Sidebar: Listeners to get second dose of Hawaii

For the first time since “A Prairie Home Companion” visited Hawaii in 2002, Honolulu residents were treated to a double dose of the iconic radio variety show yesterday at Blaisdell Concert Hall, after American Public Media and Garrison Keillor decided to create two entirely different programs for broadcast. Tickets for both disappeared quickly.

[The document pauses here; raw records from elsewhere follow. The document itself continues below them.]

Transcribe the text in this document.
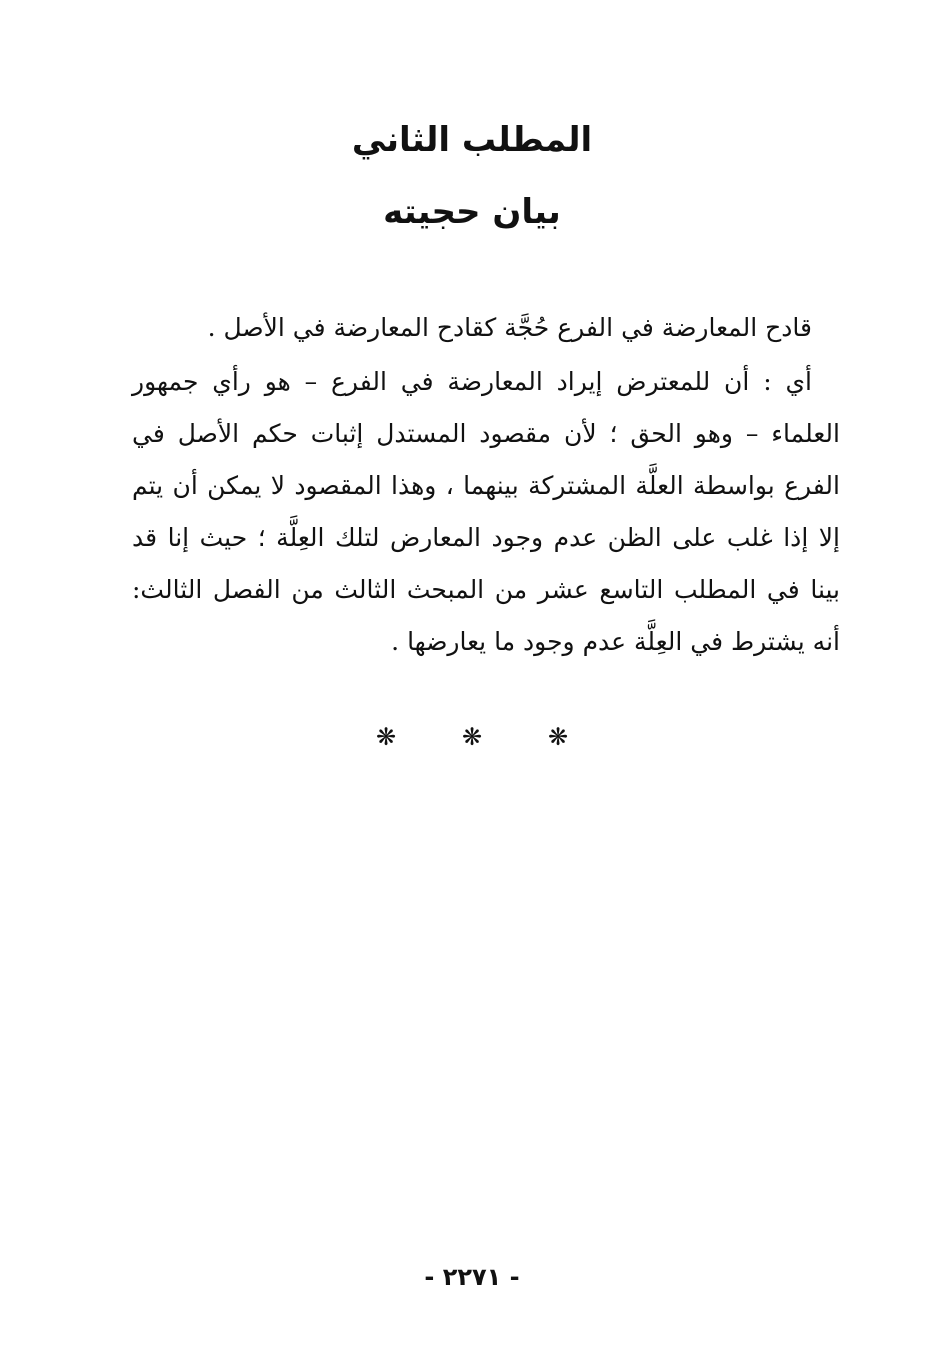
المطلب الثاني
بيان حجيته

قادح المعارضة في الفرع حُجَّة كقادح المعارضة في الأصل .

أي : أن للمعترض إيراد المعارضة في الفرع – هو رأي جمهور العلماء – وهو الحق ؛ لأن مقصود المستدل إثبات حكم الأصل في الفرع بواسطة العلَّة المشتركة بينهما ، وهذا المقصود لا يمكن أن يتم إلا إذا غلب على الظن عدم وجود المعارض لتلك العِلَّة ؛ حيث إنا قد بينا في المطلب التاسع عشر من المبحث الثالث من الفصل الثالث: أنه يشترط في العِلَّة عدم وجود ما يعارضها .

❋	❋	❋
- ٢٢٧١ -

The first show at 1 p.m. was broadcast live on National Public Radio. The second was recorded and will air in early January “when people really need it,” says Keillor, no doubt conjuring images of Midwesterners listening to 16-year-old Danny Carvalho’s lyrical slack-key guitar music as they contemplate shoveling their walkways free of snow.

But this also meant that Keillor had to write two two-hour radio programs, with different skits, commercials, songs and fresh 20-minute monologues, leaving no time for the beach before he heads back to St. Paul, Minn., today.

Of 32 live shows a year, half are performed on the road. The other 16 are done in St. Paul, Minneapolis or New York.

Featured Hawaii musicians included Carlos Andrade, Pat Cockett, Fred Lunt, Pancho Graham, Danny Carvalho, Owana Salazar, Luana McKenney, Mihana Souza and Aima McManus.